Herkes bir 3'ncü dünya savaşı, atom savaşları çıkar mı endişesi ile yaşarken "ben adı konmamış zaten uzun süredir süren savaşların" hemen ama hemen durdurulması ve dünyayı kurtarma ve yaşatma projelerinin acilen başlatılması için uyarı yapmaktayım.
İnsanoğlu dünyayı kirletirken harcadığı paranın binlerce katını maalesef bulup yaratması gerektiğinin altını çizmekteyim (3’üncü dünya savaşı asla olmaz çünkü zaten içindeyiz ve savaş sürüyor. 1 atom bombasını daha ateşlemek artık olası değildir! Müthiş bir çevre kirliliği yaşayan Ortadoğu'da atılan tek bir radyasyonlu kurşun dahi anında atmosferi kirletmekte olup, dünya üzerinde yaşayan her insan bu kirliliklerden anında nasibini almaktadır.)
Bendeniz uzun yıllardır süren araştırmalarımın sonucunu aldım ve "Dünyanın yaşam ve ölüm arasındaki tüm şifrelerini çözmüş" bulunmaktayım.

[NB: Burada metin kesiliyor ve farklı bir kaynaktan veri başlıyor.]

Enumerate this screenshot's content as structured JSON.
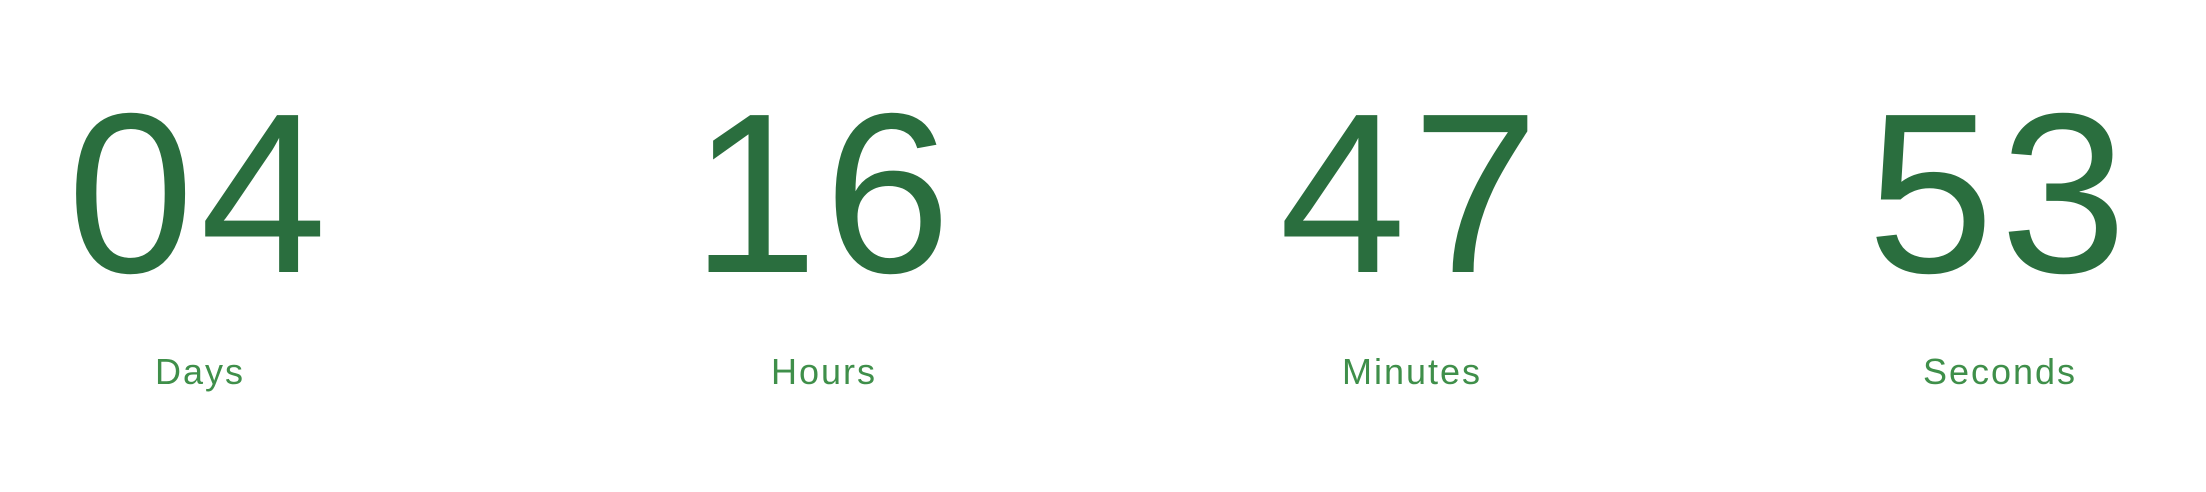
{
  "theme": {
    "digit_color": "#2a6e3e",
    "label_color": "#3f8f4a",
    "background": "#ffffff"
  },
  "countdown": {
    "days": {
      "value": "04",
      "label": "Days"
    },
    "hours": {
      "value": "16",
      "label": "Hours"
    },
    "minutes": {
      "value": "47",
      "label": "Minutes"
    },
    "seconds": {
      "value": "53",
      "label": "Seconds"
    }
  }
}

Sağlığım kötüye gitmekte olup yaradanın bana verdiği "insanlığı uyarma" görevimi tam yapıp yaşadığım ömür içinde sizlerle eksiksiz paylaşacağım ve asla Dünyaya borçlu gitmeyeceğim.
Saygı ve sevgilerimle.
ÖNEMLİ NOT: Bugüne kadar yazdığım yazılarda kaynak göstermeden alıntı yapanlara Yaşam Savucusu olduğum için hep göz yumdum. Ancak bu yazımla beraber çok çok önemli dünya, yaşam açıklamalarımın "Yenigün Gazetemiz ve Çevreci Yazar Ümit Bora" kaynak gösterilmeden bir kısmını tek bir cümlesinin dahi alıntı yapılmasını yasaklıyorum.
Buna sebebim kendi doğrularımın başkalarınca haksız yere sahiplenmesidir. Umarım bu açıklamama alıntı yapmak isteyenler saygı duyarlar.